Closed mkstoyanov closed 1 year ago
@G-Ragghianti Do we have an actual problem or spack simply hasn't been updated yet.
Since the spack PR was accepted, the CUDA memory problem should be gone.
The fix that you proposed for the cuda backend problem has not been merged yet into spack develop. I'm still working to verify that it works to resolve our issue. However, that particular check can be ignored for the purposes of this PR. Do you want to include a ONEAPI on gpu_intel check along with this PR?
Yes, I need to check Intel GPU for this PR. It may be good to do it a few times since the user reported a race condition that doesn't appear every time. I can manually tell the test to run again, but it has to run on the actual hardware.
I'm not bothered by the CUDA+spack problem, just drop me a line when you merge the spack fix, so I know and don't ignore a legit problem.
PS: My CUDA+spack fix has been merged. The pending PR is for your MPI_HOME
fix (I don't understand why they are taking so long).
To add the ONEAPI GPU check back in, you'd modify the "heffte_gpu" section of the main.yaml file to be the following:
heffte_gpu:
strategy:
matrix:
maker: [cmake, spack]
device: [gpu_nvidia, gpu_intel]
exclude: # spack package doesn't support gpu_intel
- maker: spack
device: gpu_intel
fail-fast: false
runs-on: ${{matrix.device}}
timeout-minutes: 30
steps:
- uses: actions/checkout@v3
- name: Build
run: .github/workflows/build-${{matrix.maker}}.sh build ${{matrix.device}}
- name: Test
run: .github/workflows/build-${{matrix.maker}}.sh test ${{matrix.device}}
- name: SmokeTest
run: .github/workflows/build-${{matrix.maker}}.sh smoketest ${{matrix.device}}
Just added it and I'm getting the same conflict that we had before, the OneAPI version coming with spack is not compatible with gcc-9.5.
How do we resolve that? Can we just run it in the oneapi container, that would be the proper way instead of relying on the spack installation.
@G-Ragghianti we can close this one for now, but I will still need access to Intel GPU, either with a manual account or as part of the CI. Both work for me.
Just added it and I'm getting the same conflict that we had before, the OneAPI version coming with spack is not compatible with gcc-9.5.
How do we resolve that? Can we just run it in the oneapi container, that would be the proper way instead of relying on the spack installation.
Currently, the CI is loading whichever intel-oneapi-* module is installed on the container. You could in theory modify the section of build-cmake.sh to use the system-installed oneapi tools, but I would prefer to modify build-cmake.sh so that it will load a specific version that you need. Right now, it is using intel-oneapi-compilers@2023.0.0. What version do you need?
The intel-oneapi-compiler
is the correct version, we have to use the most recent one as things keep changing a lot.

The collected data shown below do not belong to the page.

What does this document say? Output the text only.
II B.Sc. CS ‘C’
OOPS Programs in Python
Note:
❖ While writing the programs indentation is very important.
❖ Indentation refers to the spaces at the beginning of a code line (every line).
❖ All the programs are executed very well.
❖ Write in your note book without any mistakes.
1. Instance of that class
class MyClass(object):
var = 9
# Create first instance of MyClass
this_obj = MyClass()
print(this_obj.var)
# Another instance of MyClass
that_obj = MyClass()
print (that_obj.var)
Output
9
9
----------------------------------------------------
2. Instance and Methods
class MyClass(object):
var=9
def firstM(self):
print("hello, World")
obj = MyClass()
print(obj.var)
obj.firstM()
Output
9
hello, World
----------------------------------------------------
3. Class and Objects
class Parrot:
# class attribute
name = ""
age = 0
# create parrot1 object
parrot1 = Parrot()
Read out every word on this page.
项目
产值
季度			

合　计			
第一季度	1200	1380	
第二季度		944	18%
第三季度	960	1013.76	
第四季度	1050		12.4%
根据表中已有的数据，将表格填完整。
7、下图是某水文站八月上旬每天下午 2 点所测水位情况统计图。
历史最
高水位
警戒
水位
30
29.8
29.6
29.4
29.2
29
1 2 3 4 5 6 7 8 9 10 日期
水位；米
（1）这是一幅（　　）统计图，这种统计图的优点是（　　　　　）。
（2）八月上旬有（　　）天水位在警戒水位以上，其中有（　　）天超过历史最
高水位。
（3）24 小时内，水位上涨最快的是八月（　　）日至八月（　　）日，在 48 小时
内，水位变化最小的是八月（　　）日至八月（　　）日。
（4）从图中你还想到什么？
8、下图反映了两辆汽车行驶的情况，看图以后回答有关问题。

However, the compiler is complaining about something in the STL library provided by gcc-9.5. The conflict has nothing to do with heFFTe, it's in the system files. My guess is that oneAPI 2023 requires newer version of gcc.
I don't know how the cpu-only oneAPI version works, we had the error at one point, then I think it went away. I don't know what changed in the setting but we can compare to that one to see.
We can load a different version of gcc (which?). I'm surprised that intel-oneapi-* would have a problem with @.*** since that is the version of gcc that the intel-oneapi package was installed with (spack should have noted the incompatibility).
On 3/23/23 16:44, Miroslav Stoyanov wrote:
The |intel-oneapi-compiler| is the correct version, we have to use the most recent one as things keep changing a lot.
However, the compiler is complaining about something in the STL library provided by gcc-9.5. The conflict has nothing to do with heFFTe, it's in the system files. My guess is that oneAPI 2023 requires newer version of gcc.
I don't know how the cpu-only oneAPI version works, we had the error at one point, then I think it went away. I don't know what changed in the setting but we can compare to that one to see.
— Reply to this email directly, view it on GitHub https://github.com/icl-utk-edu/heffte/pull/17#issuecomment-1481871399, or unsubscribe https://github.com/notifications/unsubscribe-auth/AH7Q5Y5X7SF3MPBFANNQXM3W5SY3XANCNFSM6AAAAAAWELXWFE. You are receiving this because you were mentioned.Message ID: @.***>
gcc-11 should work fine.
Compatibility with STL is an issue across platforms and few people care about it.